While you may not have the time to do it right, you will have to find the time to do it over when your presentation misfires or the big dog isn’t happy with it. Whatever amount of time you can justify creating your message, spend 25% of it on the planning details we’ve already discussed, 25% on your Power Intro and Summary, 40% on building out your ‘Message in the Middle’ and 10% on your visual aids and PowerPoint

Now, some Best Practices to help you accomplish your presentation outcomes.

  • Presentations fall into three broad categories: informational or ‘Telll’ messages, persuasive or ‘Sell’ messages and Motivational, or ‘Yell’ messages. Since the outcome will be different, even if the audience is the same, plan your ‘Message in the Middle’ accordingly.
  • Even with a purely informational presentation, there’s usually a small ‘Sell’ message connected with it. If you’re telling an employee group about the heightened workplace security measures and the new procedure to follow, it usually helps to remind them why it’s important and what’s in it for them with a brief ‘Sell’ message.
  • Each Sub-Point is a mini-presentation unto itself. Each has a brief introduction that overviews the purpose and content to follow and a brief summary, potentially reconnecting with the Main Point before moving on to the next Sub Point.
  • Simple transitional phrases or ‘guide posts’ should help the audience move from one content point to the next, such as ‘Our next example …’, ‘The third potential cause of the problem is …’ or ‘Now, let’s look at the impact of … ‘ An essential audience-centric technique, these transitions make it easy for the audience to stay on track with your message. They’ll appreciate your courtesy.
  • The sequence of Sub Points depends on your outcome and audience needs. With a persuasive proposal, it’s typically ‘Problem – Causes – Solutions – Recommendation – Implementation.’ Some messages fare better with a ‘Yesterday – Today – Tomorrow’ approach. Informational messages often take the journalism focus of ‘Who – What – Where – When – Why’.
  • If there’s no obvious logical sequence that makes sense, consider leading with your strongest Sub-Point, the one you’d use if you only could have one. End with your second strongest and put the weakest in the middle.
  • When you build out the content points for each Sub-Point, list every one you could mention. Force-rank them first to last based on audience needs and impact. Then, cut from the bottom up to fit your time limit. Better to have only two or three strong ones than so many that they lose impact.
  • In a written proposal, you might have some references listed at the end with appropriate in-text citations or footnotes. With an oral proposal, the audience needs to directly connect the source with the fact, comment or statistic. Don’t just rely on the small print footnote on your slide – verbalize it.
  • For example, say something like ‘The 2007 NLRB Trends Study indicates … ‘, ‘According to management expert and author Tom Peters … ‘ or ‘When XYZ Inc. tried this program, CFO Diane Wilson offered these observations … ‘. Bottom line, never let the audience ask themselves ‘Says who?’ or ‘Who’s that?’ That self-talk distracts them from listening and might erode the credibility of your message.

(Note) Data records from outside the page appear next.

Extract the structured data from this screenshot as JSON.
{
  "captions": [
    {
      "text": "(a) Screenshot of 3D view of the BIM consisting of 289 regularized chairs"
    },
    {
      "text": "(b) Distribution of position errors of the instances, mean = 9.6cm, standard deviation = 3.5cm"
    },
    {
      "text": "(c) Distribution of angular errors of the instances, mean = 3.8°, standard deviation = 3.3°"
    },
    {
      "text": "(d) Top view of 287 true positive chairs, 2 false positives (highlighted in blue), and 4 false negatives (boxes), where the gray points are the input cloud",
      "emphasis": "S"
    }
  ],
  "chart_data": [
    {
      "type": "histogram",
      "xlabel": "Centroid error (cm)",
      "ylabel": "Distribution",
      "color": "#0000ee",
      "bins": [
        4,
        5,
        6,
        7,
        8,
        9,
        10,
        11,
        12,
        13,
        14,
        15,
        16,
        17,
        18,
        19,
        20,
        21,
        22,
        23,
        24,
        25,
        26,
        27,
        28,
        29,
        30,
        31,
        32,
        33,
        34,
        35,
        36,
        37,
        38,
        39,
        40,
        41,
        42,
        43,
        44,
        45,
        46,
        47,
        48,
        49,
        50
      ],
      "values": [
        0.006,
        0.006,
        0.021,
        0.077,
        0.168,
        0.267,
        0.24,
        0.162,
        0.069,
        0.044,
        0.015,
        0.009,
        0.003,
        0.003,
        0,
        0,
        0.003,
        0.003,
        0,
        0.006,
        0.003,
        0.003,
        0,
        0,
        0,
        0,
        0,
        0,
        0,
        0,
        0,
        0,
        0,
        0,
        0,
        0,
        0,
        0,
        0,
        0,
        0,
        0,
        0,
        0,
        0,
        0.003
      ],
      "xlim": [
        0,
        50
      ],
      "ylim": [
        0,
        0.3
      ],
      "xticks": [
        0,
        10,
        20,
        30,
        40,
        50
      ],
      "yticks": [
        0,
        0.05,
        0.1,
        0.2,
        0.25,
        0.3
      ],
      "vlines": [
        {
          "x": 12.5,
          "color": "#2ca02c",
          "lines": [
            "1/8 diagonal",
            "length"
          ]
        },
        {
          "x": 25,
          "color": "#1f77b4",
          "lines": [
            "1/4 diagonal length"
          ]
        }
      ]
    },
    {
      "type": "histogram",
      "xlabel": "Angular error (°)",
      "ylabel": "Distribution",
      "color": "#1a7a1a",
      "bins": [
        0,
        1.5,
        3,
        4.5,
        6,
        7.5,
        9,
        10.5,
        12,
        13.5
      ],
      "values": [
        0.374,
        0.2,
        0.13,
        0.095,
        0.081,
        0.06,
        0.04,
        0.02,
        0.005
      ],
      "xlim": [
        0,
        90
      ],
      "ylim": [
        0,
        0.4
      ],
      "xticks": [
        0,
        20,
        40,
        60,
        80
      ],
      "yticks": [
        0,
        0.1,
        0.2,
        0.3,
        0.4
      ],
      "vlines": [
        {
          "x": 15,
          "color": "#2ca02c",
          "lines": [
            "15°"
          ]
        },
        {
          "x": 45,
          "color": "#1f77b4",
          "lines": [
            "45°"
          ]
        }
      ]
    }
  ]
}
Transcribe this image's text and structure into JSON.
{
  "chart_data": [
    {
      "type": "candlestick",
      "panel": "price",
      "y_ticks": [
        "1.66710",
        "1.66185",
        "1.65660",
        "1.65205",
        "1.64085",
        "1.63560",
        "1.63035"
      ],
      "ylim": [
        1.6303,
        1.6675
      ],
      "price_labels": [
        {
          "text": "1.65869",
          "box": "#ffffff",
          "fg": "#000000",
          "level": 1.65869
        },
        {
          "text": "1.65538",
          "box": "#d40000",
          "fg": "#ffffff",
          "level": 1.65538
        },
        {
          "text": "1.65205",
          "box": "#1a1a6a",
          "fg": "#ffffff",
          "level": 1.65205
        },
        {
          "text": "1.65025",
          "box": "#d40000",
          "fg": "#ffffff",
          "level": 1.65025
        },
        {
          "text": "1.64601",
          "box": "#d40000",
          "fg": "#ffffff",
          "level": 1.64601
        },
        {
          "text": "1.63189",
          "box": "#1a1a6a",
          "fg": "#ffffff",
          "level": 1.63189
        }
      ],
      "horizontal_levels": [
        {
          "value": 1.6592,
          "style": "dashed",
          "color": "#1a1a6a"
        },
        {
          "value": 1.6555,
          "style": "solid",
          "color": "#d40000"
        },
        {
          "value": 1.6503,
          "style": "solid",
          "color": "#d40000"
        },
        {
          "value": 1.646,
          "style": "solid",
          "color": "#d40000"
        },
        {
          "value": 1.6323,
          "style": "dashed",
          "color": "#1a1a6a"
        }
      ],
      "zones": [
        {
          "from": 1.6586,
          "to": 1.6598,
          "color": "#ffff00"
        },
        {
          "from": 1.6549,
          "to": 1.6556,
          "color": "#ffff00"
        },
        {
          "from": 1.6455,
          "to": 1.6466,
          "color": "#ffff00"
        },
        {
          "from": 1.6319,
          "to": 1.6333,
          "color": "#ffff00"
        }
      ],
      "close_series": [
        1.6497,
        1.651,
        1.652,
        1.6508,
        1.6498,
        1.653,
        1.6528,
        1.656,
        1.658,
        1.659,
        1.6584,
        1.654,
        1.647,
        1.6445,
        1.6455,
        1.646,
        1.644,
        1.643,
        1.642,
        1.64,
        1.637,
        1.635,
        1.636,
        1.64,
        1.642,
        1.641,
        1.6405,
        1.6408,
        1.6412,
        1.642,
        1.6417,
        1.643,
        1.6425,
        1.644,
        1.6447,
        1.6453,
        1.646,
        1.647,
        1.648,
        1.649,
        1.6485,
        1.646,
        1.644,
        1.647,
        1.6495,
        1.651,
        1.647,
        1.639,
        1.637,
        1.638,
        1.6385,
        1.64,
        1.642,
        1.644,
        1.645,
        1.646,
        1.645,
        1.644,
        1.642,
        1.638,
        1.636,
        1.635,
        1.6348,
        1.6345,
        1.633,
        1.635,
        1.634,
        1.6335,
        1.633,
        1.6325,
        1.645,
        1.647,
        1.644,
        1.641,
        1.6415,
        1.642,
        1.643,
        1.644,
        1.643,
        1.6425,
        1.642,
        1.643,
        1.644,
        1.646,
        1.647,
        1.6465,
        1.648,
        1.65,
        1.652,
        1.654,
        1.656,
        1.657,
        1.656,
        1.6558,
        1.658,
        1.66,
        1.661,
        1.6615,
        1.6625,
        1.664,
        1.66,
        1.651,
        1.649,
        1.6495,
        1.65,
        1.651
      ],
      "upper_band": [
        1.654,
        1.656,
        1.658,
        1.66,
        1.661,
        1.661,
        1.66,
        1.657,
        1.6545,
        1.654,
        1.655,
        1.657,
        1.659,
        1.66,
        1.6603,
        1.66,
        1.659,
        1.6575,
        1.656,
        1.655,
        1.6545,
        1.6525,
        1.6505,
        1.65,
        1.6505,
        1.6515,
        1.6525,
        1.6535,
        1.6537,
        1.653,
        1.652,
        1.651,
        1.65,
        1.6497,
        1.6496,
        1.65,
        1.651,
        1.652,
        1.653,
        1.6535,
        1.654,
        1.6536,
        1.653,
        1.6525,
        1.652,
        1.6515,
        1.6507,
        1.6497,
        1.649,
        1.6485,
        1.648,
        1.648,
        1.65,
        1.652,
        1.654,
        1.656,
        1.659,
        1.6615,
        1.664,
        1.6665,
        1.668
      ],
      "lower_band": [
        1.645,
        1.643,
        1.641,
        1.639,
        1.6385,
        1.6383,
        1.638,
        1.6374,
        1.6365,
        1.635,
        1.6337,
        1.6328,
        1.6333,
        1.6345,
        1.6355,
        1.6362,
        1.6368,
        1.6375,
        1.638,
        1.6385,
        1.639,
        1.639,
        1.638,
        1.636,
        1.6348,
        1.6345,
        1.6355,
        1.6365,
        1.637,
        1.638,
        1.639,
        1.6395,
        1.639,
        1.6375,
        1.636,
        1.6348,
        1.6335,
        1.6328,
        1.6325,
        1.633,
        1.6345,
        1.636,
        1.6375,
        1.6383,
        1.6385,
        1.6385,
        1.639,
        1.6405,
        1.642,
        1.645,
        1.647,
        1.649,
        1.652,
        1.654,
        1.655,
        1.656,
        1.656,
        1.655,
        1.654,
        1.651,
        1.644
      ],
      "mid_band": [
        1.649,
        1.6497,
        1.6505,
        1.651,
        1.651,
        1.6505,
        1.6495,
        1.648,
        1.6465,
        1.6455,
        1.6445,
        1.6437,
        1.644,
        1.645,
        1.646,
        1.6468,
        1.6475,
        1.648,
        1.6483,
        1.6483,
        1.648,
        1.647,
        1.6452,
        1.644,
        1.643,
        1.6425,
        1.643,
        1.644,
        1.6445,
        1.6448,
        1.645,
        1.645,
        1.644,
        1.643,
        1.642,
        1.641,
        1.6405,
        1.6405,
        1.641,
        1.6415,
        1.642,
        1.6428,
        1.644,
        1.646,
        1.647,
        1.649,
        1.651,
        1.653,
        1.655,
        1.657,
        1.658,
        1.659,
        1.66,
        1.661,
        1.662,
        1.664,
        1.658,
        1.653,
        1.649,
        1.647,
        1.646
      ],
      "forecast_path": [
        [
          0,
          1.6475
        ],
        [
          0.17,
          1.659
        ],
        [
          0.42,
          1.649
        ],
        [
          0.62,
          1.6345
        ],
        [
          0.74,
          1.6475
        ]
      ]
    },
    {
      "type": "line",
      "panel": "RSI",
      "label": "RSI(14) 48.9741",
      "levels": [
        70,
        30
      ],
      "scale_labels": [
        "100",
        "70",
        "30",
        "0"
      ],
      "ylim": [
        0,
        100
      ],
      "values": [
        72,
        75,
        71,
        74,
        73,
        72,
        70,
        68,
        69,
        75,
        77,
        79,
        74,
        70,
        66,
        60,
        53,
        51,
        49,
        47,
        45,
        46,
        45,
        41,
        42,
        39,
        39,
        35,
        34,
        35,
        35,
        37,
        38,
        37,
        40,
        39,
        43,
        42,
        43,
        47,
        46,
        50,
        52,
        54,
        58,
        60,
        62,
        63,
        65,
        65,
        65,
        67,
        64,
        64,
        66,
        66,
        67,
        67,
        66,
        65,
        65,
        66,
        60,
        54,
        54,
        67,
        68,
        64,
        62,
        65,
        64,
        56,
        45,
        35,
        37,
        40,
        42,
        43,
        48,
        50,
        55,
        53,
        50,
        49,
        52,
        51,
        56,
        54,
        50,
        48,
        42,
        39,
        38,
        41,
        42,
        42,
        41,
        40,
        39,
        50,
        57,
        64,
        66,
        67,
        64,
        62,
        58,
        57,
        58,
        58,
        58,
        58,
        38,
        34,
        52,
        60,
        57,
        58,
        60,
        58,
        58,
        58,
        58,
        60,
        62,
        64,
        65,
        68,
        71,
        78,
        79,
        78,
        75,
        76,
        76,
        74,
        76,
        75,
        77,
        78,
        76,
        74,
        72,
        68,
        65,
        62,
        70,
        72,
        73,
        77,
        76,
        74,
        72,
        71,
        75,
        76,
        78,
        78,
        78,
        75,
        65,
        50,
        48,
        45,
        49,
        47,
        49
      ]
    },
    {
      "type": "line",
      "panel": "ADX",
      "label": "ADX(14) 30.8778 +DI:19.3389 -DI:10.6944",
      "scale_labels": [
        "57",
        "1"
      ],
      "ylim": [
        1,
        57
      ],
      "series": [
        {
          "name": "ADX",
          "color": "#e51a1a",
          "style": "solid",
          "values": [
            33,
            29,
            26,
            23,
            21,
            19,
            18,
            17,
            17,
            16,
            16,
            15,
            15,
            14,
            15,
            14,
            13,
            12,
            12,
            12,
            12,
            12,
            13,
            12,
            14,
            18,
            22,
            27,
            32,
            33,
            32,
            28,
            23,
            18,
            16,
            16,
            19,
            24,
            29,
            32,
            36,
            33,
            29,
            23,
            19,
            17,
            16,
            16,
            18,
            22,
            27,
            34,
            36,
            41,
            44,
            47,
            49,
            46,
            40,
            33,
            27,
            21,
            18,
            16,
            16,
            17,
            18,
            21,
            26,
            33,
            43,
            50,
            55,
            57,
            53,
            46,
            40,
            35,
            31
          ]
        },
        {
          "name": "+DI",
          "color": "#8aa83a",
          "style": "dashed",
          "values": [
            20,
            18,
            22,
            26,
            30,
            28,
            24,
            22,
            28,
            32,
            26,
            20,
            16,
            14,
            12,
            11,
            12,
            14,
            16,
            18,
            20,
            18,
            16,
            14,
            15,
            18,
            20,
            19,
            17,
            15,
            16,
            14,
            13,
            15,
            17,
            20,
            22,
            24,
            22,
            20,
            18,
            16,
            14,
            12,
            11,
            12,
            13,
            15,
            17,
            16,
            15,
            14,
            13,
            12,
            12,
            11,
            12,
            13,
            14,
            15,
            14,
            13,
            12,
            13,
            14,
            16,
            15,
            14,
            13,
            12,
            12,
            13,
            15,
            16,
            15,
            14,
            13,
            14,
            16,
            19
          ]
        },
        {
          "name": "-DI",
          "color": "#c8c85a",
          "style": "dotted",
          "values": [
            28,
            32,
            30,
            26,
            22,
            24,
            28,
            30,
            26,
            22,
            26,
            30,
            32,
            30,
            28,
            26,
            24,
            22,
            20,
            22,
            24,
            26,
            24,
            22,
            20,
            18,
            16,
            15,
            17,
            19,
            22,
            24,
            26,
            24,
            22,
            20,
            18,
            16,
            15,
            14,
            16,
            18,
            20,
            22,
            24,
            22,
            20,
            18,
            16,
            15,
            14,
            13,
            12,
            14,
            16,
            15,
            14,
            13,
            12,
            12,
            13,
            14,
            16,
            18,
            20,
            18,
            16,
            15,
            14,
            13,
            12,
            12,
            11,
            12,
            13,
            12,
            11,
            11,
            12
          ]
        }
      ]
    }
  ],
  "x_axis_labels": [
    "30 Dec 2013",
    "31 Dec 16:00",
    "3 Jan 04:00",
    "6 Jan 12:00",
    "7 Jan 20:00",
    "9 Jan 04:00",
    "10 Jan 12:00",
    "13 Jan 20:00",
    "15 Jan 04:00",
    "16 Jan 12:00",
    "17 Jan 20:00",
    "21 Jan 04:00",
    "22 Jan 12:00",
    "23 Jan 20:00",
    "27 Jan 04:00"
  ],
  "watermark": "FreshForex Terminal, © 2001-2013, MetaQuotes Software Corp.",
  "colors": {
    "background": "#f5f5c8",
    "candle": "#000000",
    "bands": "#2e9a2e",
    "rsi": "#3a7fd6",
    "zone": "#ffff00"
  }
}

Add these Best Practices to your Presenter’s Tool Kit to make sure your Message in the Middle accomplishes your presentation outcomes with your target audience. It’s what they need and want to hear to understand and accept your Main Point. If it sounds like a lot of work, you’re right. But that’s what it takes to make the Varsity Presenter Team. Good luck – tryouts are coming up soon.